Manny Fernandez & Michael Schwirtz,
New York Times/Houston Chronicle
From his perch in hide-outs above battle-scarred Iraq, Chris Kyle earned a reputation as one of America’s deadliest military snipers. The Pentagon said his skills with a rifle so terrorized Iraqi insurgents during his four tours of duty that they nicknamed him the “Devil of Ramadi” and put a bounty on his head.
The insurgents never collected, and he returned home to become a best-selling author and a mentor to other veterans, sometimes taking them shooting at a gun range near his Texas home as a kind of therapy to salve battlefield scars, friends said. One such veteran was Eddie Ray Routh, a 25-year-old Marine who had served tours in Iraq and Haiti.
But on Saturday, far from a war zone, Mr. Routh turned on Mr. Kyle, 38, and a second man, Chad Littlefield, 35, shortly after they arrived at an exclusive shooting range near Glen Rose, Tex., about 50 miles southwest of Fort Worth, law enforcement authorities said Sunday. The officials said that for reasons that were still unclear, Mr. Routh shot and killed both men with a semiautomatic handgun before fleeing in a pickup truck belonging to Mr. Kyle.

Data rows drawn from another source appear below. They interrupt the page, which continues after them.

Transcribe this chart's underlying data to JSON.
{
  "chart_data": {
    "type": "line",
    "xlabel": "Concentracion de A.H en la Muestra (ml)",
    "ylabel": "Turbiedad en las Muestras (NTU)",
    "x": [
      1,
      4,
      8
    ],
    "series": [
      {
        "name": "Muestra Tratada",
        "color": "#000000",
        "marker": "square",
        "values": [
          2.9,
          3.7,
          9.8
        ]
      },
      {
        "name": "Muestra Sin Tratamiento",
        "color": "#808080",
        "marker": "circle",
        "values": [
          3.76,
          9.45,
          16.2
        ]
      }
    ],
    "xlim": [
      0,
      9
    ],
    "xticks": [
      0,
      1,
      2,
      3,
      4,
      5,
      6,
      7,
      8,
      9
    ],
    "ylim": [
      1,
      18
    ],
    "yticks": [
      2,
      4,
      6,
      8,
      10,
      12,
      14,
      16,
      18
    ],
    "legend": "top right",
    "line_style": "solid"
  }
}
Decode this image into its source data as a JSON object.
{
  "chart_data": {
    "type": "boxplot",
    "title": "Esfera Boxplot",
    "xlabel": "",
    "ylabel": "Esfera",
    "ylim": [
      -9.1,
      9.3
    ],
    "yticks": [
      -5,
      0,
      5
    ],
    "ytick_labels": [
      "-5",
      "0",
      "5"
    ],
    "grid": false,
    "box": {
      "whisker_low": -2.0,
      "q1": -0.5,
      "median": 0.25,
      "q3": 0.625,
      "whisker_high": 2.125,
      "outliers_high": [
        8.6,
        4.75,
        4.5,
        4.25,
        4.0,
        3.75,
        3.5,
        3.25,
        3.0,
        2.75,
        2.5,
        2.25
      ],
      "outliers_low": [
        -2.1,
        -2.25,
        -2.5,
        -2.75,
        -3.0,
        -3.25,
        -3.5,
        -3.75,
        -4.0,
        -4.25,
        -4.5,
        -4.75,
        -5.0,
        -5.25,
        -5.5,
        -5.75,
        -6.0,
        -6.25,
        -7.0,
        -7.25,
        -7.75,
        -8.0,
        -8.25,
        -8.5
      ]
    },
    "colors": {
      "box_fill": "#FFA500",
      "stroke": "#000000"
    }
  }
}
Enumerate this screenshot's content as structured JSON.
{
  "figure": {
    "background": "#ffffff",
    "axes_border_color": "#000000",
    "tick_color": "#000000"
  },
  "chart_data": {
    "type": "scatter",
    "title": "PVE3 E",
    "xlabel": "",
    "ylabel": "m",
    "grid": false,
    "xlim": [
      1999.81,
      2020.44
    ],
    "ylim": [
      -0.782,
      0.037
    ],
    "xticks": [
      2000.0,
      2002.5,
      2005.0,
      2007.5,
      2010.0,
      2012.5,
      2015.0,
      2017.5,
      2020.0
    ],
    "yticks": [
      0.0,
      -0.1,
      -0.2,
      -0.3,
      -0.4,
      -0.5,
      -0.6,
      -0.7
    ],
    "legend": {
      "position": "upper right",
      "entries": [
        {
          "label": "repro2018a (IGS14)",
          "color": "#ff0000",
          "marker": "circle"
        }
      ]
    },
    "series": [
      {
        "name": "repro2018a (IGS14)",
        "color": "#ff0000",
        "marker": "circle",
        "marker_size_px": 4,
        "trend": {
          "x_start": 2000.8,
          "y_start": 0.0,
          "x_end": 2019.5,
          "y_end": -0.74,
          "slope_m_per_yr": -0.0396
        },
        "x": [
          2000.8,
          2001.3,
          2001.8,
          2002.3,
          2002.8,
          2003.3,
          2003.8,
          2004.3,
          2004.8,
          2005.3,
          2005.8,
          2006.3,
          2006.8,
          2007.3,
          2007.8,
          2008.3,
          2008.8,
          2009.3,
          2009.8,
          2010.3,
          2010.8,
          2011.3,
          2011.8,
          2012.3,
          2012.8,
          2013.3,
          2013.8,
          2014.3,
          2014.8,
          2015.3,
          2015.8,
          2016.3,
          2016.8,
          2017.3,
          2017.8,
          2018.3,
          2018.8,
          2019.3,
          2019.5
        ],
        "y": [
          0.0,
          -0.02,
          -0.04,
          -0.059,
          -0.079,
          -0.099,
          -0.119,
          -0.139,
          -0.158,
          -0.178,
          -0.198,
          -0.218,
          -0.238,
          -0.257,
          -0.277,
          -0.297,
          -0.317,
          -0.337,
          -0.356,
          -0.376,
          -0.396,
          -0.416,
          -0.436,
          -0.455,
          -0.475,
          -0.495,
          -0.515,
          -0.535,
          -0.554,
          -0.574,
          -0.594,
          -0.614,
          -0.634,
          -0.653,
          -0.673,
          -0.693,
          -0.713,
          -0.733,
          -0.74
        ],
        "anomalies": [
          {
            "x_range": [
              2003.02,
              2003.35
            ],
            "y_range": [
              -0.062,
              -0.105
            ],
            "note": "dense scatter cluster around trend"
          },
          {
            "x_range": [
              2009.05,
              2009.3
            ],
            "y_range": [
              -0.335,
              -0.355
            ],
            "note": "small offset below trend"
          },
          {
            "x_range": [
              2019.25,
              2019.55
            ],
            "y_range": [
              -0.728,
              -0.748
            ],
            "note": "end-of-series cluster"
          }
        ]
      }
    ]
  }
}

“Chad and Chris had taken a veteran out to shoot to try to help him,” said Travis Cox, a friend of Mr. Kyle’s. “And they were killed.”
Mr. Routh was captured a few hours later near his home in Lancaster, a southern Dallas suburb, following a brief pursuit. He will be charged with two counts of capital murder, law enforcement officials said.
Friends of Mr. Kyle’s said he had been well acquainted with the difficulties soldiers face returning to civilian life, and had devoted much of his time since retiring in 2009 to helping fellow soldiers overcome the traumas of war.